The hairs rose on the back of his neck, his chest felt tight, and he walked out into the yard and faced east, positioning himself so that he could study the road to Cross Timbers through a break in the trees. The squirrels in the branches of the oaks fell silent; even the insects seemed to quit their flight, and the nearby creek, he swore, had ceased its gurgling song. The wagon in the distance announced itself with a tell-tale plume of dust rising in its wake. And as the shadow of the crane passed over him, the name rang in his heart and forced itself upon his lips.

“Tom?”

Yes
, said the crane, it
is your son
.

“Ha-hey!
Tsehee-haheto
. The one who is my son!” shouted Seth in the language of his people.
“Ene-ame-otse!
He is coming!” His voice rang out in the stillness. Horses grazing in the meadow lifted their heads. The cattle began to bunch together at the sound of a familiar voice. Seth trotted back to the house, dashed inside, and retrieved his Winchester carbine from the mantel, then hurried out into the yard and called out in a strong voice.

“Ha-hey!”
He fired the carbine into the air, levered another shell and fired again, and continued to do so as the wagon approached.
Crack-crack-crack
went the rifle in the cold air. The echoes had just about faded when Father Kenneth steered the team of horses into the yard and pulled up near the barn. Tom Sandcrane climbed down from the wagon and stood in front of his father. The changes in both men were obvious. Seth was older by more than a year, a bit grayer, but his eyes were clear now and his hands were steady and he had the lean, wiry look of his youth. Tom was scarred in body and soul, a fugitive whose eyes wore a wary, haunted cast, and Seth was reminded for a moment of Jerel Tall Bull. Tom had experienced some peculiar horror in the recent past, and the tendrils of that dark moment still clung to him. Seth noticed the black glove, his son's left arm awkwardly raised with the saddlebags draped over his wrist. Tom knelt as General Sheridan came loping up, barking with suspicion at first, then recognizing the intruder. The dog's tail began to wag and he dutifully approached, receiving a scratch behind his ears for his trouble. Tom straightened and faced Seth yet again.

“My father … I am here.”

Without hesitation Seth Sandcrane ignored Tom's outstretched hand, stepped forward, and embraced his son. The older Cheyenne glanced up at the priest seated on the freight wagon. Father Kenneth winked and looked almighty proud of himself, having brought the “prodigal son” home.

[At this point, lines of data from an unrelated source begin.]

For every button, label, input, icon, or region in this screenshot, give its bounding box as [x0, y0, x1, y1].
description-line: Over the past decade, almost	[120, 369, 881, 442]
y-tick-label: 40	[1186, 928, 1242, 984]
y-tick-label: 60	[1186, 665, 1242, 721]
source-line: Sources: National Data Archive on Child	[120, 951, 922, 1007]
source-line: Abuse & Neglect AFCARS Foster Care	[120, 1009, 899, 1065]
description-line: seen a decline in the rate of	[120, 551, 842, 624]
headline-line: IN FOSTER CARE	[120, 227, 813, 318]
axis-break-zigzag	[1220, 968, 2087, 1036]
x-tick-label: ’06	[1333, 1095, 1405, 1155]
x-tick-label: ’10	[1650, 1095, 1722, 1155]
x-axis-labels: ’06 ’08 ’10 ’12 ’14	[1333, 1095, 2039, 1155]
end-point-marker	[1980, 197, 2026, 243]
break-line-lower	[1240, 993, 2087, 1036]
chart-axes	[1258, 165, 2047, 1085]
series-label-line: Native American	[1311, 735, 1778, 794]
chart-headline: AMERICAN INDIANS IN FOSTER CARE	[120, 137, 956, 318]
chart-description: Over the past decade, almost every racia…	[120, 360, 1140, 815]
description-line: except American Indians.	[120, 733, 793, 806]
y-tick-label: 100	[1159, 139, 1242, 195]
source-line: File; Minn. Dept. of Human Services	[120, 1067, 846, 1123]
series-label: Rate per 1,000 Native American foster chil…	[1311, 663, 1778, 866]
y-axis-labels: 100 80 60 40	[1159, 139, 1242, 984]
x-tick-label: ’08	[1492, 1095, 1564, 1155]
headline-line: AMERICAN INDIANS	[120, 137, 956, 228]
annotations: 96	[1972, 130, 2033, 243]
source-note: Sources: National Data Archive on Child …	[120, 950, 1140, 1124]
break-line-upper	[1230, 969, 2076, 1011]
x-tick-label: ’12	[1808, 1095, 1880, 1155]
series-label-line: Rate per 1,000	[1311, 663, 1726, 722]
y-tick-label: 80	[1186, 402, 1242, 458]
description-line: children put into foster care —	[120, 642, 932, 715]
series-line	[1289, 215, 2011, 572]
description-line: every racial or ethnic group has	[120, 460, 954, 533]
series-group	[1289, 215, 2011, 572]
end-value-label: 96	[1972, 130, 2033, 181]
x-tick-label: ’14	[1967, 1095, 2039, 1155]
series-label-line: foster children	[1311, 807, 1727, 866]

They worked until sunset. When the sun sank below the line of trees, the three men left the barn and returned to the ranch house where Father Kenneth panfried a skilletful of tough chunks of beef and flavored them with onions, tossing in a couple of crushed chili peppers and several slices of potato. The hungry men sat around a hand-hewn table in the kitchen and finished off the food in short order, then washed down the meal with cups of strong black coffee. Throughout dinner Seth and the priest regaled Tom with all that had happened during his absence.

Members of the tribe, led by Father Kenneth, had taken Allyn Benedict to task for the sale of the oil lands on the north section of the reservation; however, the Indian agent explained that the government was forced to sell part of the acreage to make the monetary payments to the tribe. And after all, two thirds of the reservation was still open for settlement—none of which consisted of oil-bearing land.

Attempts were made to wildcat oil wells, but these individual efforts on the part of the Cheyenne had not panned out. The priest had petitioned Congress to open an inquiry, suggesting a conflict of interest on Allyn Benedict's part, but as of yet had received no reply. Father Kenneth was certain that if he pressed his case, some lawmaker would eventually see the impropriety in the Indian agent's dealings.